MONDAY, Sept. 18, 2017 (HealthDay News) — Some adolescents, including those at normal or mid-risk level based on their systolic blood pressure (SBP), have target organ damage, according to a study presented at the American Heart Association’s Council on Hypertension 2017 Scientific Sessions, held from Sept. 14 to 17 in San Francisco.
Elaine M. Urbina, M.D., from Cincinnati Children’s Hospital, and colleagues examined blood pressure and measured organ damage in 180 teenagers (aged 14 to 17 years). Participants were classified as normal (104 teenagers; SBP <80th percentile), mid-risk (38 teenagers; SBP 80 to <90th percentile), or high-risk (38 teenagers; SBP >90th percentile).

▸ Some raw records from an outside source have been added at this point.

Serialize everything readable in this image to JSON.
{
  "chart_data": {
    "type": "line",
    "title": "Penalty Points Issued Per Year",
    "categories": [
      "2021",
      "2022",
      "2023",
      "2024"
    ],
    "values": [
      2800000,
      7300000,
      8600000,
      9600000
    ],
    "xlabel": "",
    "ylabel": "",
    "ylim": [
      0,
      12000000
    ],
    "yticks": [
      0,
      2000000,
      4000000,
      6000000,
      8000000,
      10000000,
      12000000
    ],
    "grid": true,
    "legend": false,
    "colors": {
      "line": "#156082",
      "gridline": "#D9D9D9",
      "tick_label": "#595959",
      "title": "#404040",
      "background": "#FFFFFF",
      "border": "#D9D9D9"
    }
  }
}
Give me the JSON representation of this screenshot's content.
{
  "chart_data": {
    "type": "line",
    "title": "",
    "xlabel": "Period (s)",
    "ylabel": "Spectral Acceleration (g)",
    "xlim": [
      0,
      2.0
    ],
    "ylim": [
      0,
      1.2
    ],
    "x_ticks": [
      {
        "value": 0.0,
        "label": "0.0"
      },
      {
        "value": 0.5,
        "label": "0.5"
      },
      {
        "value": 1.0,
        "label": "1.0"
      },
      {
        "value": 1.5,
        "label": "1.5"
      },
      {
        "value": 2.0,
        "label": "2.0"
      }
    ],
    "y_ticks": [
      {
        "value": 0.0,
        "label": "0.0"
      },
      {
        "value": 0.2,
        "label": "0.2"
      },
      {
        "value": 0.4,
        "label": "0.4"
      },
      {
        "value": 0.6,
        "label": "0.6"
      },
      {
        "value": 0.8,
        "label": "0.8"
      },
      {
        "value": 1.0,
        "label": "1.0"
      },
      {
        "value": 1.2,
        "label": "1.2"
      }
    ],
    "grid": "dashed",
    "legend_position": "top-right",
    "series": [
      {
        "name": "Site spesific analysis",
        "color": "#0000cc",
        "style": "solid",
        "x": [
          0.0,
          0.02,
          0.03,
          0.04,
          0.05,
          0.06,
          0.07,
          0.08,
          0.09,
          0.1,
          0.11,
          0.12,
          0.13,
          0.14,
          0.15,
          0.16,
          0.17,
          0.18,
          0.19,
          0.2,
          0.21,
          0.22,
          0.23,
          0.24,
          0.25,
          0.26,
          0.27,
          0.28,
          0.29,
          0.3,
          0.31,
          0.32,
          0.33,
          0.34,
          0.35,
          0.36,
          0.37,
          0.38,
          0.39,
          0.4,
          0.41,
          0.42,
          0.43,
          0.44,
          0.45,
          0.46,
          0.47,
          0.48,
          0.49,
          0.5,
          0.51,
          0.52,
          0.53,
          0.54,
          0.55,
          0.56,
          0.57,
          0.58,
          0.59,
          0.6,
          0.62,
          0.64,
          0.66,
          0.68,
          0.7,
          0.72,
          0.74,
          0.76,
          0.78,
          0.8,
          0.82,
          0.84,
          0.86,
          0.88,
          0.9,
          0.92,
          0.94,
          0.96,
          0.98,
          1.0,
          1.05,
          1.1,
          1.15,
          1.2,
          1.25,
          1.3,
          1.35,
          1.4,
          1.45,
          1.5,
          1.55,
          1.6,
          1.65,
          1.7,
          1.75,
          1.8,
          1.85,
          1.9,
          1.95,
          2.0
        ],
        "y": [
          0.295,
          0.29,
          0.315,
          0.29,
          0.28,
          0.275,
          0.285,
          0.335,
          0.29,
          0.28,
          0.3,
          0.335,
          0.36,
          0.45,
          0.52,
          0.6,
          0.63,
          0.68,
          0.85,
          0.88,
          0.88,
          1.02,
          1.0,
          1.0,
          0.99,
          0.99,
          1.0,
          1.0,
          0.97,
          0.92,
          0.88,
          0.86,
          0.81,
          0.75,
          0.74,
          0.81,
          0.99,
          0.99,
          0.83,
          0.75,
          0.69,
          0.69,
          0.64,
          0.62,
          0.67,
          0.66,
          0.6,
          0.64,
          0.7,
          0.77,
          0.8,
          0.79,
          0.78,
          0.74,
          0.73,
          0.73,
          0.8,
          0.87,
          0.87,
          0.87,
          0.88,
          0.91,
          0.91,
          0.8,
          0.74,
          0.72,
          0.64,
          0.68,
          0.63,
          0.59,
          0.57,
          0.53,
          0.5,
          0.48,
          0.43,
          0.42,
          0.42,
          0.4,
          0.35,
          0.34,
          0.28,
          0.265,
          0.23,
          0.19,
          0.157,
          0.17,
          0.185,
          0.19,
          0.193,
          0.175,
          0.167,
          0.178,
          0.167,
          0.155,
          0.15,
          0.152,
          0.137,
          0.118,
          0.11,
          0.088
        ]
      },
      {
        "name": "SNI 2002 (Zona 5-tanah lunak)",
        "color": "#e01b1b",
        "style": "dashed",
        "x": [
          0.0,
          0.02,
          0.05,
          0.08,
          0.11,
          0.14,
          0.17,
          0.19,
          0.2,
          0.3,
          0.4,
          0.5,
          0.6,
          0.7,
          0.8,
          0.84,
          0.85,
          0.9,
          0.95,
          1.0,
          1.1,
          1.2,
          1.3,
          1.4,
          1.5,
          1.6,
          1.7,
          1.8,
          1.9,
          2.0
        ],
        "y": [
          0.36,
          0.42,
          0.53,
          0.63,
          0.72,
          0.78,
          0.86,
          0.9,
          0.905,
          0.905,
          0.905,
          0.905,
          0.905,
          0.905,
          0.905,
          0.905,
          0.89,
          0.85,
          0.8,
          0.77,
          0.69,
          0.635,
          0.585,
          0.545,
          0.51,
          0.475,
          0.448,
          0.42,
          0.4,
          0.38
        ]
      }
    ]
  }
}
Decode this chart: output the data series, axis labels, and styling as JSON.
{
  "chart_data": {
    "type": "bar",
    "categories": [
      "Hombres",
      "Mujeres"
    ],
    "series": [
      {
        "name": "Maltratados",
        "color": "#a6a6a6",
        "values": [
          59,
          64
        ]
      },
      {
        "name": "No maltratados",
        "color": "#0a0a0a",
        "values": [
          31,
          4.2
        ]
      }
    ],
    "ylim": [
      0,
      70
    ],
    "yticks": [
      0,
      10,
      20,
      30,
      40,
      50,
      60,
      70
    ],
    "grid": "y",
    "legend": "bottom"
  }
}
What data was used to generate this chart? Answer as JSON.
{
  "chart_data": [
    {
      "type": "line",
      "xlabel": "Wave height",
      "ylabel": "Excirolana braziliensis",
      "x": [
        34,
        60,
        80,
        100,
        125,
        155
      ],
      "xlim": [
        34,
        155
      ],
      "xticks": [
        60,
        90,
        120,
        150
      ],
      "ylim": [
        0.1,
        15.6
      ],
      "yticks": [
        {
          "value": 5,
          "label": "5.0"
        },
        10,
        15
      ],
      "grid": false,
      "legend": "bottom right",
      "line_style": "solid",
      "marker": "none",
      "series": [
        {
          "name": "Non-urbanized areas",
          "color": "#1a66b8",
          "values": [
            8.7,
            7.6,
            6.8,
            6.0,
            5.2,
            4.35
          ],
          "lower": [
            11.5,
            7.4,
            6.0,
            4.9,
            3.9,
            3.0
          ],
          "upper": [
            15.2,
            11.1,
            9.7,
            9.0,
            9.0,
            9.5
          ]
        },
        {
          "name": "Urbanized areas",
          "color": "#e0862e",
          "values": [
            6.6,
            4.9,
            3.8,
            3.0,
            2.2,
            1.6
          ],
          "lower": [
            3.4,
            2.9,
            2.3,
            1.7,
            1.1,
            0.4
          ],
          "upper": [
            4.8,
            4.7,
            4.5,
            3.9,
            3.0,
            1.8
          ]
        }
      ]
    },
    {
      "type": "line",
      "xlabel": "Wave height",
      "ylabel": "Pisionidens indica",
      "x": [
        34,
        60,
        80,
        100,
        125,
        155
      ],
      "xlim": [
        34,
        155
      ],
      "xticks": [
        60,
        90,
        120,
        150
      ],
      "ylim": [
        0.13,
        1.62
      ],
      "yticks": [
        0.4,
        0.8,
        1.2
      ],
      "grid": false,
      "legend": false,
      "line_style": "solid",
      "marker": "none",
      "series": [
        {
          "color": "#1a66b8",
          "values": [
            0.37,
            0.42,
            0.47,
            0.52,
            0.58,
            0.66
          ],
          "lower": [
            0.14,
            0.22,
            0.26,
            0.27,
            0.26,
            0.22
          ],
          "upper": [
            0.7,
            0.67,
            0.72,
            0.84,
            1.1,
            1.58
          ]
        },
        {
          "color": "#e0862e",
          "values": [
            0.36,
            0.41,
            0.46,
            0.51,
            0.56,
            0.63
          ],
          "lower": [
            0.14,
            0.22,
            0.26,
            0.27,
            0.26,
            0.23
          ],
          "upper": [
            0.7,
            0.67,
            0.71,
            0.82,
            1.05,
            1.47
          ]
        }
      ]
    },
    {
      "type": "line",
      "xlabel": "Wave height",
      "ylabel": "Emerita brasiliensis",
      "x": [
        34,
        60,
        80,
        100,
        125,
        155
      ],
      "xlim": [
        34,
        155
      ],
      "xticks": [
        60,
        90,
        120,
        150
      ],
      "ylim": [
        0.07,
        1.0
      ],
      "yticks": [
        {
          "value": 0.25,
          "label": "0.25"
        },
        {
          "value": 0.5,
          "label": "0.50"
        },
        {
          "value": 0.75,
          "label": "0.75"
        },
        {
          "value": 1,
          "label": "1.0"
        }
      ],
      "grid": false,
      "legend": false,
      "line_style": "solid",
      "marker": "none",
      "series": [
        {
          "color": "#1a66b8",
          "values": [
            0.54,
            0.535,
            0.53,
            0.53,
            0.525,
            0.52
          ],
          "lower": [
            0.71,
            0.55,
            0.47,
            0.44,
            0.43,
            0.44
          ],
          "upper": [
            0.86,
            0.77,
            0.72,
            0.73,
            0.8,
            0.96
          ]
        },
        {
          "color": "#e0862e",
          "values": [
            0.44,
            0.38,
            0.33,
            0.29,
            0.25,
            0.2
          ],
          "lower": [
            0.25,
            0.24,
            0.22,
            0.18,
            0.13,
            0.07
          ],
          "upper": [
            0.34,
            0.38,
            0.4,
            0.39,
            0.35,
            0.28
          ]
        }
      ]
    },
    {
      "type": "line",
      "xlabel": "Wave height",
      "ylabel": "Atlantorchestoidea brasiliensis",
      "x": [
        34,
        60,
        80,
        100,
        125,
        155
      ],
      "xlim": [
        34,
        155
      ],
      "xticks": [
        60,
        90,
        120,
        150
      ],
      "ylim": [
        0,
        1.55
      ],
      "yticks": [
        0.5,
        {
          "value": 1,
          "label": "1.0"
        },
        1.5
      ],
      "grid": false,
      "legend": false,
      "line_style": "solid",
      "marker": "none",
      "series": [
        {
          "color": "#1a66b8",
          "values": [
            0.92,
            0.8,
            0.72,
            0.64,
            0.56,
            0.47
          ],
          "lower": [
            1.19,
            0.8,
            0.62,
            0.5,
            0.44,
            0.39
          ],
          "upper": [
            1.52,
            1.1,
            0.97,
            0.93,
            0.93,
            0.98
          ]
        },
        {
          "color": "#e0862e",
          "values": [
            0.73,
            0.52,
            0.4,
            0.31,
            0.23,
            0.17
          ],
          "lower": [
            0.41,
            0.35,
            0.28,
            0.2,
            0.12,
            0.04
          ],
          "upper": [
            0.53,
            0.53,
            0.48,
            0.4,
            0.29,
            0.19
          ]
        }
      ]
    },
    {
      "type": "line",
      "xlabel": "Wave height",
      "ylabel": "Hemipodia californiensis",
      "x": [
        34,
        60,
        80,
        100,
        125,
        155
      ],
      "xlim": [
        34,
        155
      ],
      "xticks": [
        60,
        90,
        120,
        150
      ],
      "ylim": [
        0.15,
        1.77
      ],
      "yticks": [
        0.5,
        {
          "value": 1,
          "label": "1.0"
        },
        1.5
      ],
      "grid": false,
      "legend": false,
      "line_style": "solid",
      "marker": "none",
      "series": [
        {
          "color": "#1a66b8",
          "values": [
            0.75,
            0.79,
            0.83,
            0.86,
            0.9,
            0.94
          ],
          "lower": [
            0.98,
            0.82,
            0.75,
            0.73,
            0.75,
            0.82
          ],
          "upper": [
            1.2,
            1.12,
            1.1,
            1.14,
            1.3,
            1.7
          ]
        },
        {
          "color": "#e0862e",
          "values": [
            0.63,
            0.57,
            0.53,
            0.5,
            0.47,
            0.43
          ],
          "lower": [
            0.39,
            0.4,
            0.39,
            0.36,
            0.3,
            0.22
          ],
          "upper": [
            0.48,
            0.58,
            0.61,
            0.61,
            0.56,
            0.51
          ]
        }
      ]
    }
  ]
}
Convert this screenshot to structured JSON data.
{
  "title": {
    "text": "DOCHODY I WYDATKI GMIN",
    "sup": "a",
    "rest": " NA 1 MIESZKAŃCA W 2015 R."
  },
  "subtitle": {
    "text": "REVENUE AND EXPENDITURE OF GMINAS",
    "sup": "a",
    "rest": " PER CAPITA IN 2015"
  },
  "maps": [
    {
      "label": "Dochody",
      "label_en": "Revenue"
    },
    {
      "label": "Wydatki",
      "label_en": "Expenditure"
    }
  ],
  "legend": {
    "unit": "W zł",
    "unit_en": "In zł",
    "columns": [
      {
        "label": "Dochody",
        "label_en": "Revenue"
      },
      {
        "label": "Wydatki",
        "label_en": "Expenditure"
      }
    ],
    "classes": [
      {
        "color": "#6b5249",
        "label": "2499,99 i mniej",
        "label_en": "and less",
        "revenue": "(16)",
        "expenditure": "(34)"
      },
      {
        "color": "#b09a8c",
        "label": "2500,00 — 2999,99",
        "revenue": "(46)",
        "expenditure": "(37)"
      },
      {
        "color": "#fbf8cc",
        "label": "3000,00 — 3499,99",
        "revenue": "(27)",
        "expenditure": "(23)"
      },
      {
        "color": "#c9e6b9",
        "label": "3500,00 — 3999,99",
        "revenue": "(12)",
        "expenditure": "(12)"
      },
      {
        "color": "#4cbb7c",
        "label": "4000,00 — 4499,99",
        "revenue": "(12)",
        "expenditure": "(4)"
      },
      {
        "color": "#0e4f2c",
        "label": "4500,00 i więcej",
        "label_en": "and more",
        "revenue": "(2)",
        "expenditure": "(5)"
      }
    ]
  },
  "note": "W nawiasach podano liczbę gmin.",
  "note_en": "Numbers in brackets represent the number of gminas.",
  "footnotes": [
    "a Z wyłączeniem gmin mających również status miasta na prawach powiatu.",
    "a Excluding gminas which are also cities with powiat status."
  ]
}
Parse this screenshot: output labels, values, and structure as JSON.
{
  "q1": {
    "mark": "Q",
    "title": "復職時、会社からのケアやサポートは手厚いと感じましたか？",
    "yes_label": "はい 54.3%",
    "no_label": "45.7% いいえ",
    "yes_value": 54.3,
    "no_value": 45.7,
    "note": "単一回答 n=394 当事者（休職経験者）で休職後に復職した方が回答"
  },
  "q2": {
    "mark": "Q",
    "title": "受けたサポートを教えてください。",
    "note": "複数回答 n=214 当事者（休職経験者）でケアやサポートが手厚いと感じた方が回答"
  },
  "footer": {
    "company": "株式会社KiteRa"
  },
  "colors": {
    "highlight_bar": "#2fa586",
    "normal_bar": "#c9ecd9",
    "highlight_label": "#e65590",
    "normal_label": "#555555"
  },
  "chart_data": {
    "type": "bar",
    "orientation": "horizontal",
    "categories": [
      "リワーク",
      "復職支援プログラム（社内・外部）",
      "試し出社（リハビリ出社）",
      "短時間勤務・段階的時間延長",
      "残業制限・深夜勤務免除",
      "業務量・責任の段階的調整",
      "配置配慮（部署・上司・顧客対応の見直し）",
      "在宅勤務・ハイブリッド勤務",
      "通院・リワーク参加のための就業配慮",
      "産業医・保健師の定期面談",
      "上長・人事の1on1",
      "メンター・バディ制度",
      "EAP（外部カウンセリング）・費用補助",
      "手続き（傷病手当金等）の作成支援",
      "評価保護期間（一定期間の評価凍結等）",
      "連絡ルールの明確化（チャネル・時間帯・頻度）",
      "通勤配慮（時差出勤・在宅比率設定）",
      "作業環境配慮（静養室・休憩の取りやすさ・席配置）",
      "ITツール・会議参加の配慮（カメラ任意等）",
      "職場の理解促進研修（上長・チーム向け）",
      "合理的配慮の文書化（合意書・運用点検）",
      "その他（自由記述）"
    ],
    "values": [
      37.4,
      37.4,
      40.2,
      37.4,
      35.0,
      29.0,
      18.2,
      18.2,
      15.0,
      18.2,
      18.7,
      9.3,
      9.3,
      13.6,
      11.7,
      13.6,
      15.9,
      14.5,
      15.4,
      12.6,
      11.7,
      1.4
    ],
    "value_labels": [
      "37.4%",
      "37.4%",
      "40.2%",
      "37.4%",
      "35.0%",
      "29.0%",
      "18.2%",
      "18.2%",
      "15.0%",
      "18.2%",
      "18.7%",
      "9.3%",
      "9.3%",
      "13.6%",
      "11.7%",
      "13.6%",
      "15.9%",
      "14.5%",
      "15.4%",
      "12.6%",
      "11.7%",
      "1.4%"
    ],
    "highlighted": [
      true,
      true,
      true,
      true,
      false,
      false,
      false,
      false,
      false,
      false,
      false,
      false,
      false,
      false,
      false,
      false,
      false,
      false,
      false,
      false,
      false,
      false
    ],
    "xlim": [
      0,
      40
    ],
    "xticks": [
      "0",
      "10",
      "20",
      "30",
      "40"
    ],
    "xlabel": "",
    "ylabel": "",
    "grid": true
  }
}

The researchers found that the mean BP increased across risk groups (109/74 for normal, 126/82 for mid-risk, and 135/87 mm Hg for high-risk). Left ventricular mass and pulse-wave velocity also increased across groups. After adjustment for covariants, including demographics, age, body mass index, and heart rate, percentile SBP remained a significant determinant of target organ damage. The best balance between false-positive and false-negative for left ventricular hypertrophy (LVH) was seen at the 90th percentile for SBP. Even at the 80th percentile, 8 percent of LVH cases were missed; 16 percent had LVH at SBP <95th percentile.
“Some adolescents may have organ damage related to blood pressure and are not targeted for therapy,” Urbina said in a statement. “Imaging of the heart may be useful in youth in the high-normal range of blood pressure to determine how aggressive therapy should be.”